The film was her choice, the one with the wedding in it that she has seen four times and defends like a relative. By the opening titles her feet were in my lap, which in this house is not a request but a house rule, and I worked my thumbs slow along one arch and then the other, in no hurry at all.
“Mm. If the business ever collapses, you have a future in this.”
“You would have me rub the feet of strangers?”
“Absolutely not. The shop would fail in a week. The only customer is me.”
“A bold business model.”
“One extremely loyal customer with a lifetime contract. You signed it today, in that line, between two grandmothers.”
“I do not recall reading the terms.”
“There are no terms. There is only forever.”
“Then I have signed worse deals,” I said, and she laughed and pushed her foot back into my hands.

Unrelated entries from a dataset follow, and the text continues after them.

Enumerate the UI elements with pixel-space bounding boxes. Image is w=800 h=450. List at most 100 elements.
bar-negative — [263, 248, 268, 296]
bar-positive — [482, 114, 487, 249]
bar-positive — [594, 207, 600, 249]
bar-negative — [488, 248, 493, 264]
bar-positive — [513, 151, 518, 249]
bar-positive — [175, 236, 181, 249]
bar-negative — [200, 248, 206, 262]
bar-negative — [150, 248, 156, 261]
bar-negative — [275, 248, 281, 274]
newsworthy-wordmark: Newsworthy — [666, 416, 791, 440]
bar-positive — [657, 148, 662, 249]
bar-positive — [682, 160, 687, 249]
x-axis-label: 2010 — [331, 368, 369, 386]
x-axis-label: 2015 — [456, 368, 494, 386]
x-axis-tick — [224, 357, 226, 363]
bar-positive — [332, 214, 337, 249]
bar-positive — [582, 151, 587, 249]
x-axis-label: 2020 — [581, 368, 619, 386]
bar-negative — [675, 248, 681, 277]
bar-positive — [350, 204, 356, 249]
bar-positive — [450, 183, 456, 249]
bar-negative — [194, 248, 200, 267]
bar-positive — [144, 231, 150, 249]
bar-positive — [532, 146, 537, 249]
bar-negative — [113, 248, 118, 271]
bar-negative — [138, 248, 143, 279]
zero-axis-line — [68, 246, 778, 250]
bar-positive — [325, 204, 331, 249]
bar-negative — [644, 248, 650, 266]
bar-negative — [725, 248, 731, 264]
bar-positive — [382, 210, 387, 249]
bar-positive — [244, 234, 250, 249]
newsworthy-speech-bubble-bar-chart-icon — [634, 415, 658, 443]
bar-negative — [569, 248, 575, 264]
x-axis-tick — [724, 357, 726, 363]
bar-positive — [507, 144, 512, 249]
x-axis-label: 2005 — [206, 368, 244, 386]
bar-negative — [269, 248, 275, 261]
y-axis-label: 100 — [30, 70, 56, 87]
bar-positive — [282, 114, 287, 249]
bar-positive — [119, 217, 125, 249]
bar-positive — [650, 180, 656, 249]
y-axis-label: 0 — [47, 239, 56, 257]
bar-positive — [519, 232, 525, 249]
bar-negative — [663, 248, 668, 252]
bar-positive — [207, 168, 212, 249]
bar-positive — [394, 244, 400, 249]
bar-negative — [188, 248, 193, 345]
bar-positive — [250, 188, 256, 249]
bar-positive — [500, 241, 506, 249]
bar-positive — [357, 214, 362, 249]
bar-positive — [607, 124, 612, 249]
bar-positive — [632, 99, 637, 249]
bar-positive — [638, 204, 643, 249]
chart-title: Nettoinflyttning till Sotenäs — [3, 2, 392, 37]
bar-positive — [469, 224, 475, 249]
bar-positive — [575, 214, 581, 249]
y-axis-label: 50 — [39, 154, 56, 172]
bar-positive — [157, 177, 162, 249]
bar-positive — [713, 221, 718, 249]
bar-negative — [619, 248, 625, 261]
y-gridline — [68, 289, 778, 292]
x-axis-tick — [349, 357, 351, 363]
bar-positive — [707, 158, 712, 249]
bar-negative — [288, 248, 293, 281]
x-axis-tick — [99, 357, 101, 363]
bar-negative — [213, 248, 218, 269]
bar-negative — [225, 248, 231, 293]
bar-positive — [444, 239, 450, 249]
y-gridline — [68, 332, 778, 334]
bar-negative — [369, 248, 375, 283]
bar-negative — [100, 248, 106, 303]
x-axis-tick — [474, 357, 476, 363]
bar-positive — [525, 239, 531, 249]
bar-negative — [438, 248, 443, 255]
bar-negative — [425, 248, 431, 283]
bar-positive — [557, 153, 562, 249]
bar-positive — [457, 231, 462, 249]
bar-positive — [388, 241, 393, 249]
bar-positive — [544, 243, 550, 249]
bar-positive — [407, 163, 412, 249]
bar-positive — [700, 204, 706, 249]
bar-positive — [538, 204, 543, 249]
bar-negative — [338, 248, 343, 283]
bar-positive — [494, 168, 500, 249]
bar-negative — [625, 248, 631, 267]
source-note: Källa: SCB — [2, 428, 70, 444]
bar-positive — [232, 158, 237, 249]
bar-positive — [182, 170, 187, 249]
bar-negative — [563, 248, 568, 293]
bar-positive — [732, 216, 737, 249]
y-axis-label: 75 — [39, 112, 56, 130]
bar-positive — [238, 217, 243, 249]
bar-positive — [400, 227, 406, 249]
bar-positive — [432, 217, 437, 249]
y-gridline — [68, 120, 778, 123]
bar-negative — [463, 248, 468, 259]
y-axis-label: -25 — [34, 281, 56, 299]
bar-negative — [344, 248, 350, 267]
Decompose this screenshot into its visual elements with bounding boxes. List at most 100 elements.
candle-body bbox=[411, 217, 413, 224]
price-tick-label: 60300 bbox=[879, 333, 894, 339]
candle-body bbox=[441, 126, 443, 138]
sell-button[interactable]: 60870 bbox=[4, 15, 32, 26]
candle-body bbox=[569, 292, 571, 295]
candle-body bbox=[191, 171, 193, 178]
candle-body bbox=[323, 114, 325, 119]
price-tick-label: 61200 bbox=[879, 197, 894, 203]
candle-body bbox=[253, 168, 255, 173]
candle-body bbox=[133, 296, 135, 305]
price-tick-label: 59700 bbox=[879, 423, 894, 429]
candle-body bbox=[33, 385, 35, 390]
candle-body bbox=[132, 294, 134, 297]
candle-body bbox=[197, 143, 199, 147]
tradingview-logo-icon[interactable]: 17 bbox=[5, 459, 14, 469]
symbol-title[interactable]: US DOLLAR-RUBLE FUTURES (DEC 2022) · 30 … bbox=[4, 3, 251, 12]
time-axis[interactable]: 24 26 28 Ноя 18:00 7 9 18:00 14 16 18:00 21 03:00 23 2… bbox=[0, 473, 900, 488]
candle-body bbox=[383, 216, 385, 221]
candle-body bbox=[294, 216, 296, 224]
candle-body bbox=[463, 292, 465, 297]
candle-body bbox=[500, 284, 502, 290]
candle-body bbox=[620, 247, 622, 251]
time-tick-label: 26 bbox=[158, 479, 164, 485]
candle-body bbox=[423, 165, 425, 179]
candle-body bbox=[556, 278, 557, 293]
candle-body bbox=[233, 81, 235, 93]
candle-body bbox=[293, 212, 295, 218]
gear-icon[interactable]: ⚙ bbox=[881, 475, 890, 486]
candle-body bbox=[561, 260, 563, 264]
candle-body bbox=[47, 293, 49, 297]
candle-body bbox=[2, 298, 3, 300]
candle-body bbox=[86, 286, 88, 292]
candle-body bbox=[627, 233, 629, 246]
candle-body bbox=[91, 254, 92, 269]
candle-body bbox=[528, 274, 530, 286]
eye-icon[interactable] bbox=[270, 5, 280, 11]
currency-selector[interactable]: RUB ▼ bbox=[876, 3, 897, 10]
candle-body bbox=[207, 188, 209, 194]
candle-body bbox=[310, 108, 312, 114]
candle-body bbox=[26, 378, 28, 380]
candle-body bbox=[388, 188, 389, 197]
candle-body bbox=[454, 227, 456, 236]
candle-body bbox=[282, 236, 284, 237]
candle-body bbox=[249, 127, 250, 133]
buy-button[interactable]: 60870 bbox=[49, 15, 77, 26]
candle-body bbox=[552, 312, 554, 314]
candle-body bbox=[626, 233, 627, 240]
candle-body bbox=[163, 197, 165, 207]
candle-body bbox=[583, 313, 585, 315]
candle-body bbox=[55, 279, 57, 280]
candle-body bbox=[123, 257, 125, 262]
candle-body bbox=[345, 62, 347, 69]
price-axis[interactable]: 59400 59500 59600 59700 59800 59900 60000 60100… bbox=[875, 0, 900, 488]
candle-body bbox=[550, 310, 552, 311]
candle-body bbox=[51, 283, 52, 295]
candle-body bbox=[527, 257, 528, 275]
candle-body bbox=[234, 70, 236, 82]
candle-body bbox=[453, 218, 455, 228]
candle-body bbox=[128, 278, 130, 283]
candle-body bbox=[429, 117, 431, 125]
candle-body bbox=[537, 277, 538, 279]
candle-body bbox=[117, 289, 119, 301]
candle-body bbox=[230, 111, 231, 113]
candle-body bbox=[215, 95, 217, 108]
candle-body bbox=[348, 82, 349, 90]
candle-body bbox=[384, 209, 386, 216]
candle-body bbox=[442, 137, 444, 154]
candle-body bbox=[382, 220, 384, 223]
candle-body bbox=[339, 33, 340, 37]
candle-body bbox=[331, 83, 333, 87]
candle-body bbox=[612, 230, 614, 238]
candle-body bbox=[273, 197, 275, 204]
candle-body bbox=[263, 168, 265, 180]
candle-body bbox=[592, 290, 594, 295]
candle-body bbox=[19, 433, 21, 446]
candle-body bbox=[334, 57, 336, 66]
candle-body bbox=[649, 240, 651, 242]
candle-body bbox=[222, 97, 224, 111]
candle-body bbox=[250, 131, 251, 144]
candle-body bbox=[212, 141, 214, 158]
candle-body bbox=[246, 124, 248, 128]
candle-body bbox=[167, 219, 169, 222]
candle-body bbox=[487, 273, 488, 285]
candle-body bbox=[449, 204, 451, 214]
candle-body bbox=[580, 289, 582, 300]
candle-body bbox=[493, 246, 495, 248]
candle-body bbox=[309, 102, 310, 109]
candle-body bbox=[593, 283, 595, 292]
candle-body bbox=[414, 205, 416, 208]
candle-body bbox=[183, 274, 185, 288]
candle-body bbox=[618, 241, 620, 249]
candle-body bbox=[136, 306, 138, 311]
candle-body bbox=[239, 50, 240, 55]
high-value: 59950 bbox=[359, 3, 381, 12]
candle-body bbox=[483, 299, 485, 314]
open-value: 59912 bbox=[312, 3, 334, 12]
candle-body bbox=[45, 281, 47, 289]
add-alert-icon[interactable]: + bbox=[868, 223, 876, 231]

The movie murmured along without our help.
Her eyes grew heavy in the lamplight, and the empty cup sat on the table, and her hand had drifted, the way it always drifts now, to rest open over the small new curve of her stomach.
Then her voice came, low and almost shy, the way it only ever sounds when the words matter most.
“Andrei. I love you.”
I drew her up the couch and into me and closed both arms around her, tight, her cheek over my heart and my chin in her hair, and I took a moment before answering, because she deserves found words and not reflexes.
“I love you too, Zoe. You know what I am. I am not a sweet type. No one has ever once accused me of it. But you say those words to me and my heart skips so loud I cannot believe the neighbors have not complained.”
She laughed against my chest, then went very quiet, and I understood that she was listening for it.
“There,” she whispered. “Heard it.”
“It does that for you alone.”
“Keep it that way, oldie.”
“For as long as it beats, goddess.”
The film ended without our noticing and the screen put itself to sleep before she did.
I stayed where I was in the dark of our home, the whole soft weight of my world breathing against my chest, her heart keeping time with the loud one she had made of mine, and I thought about nothing at all.
For a man who has spent his life three moves ahead, there is no greater luxury. She gave me that too.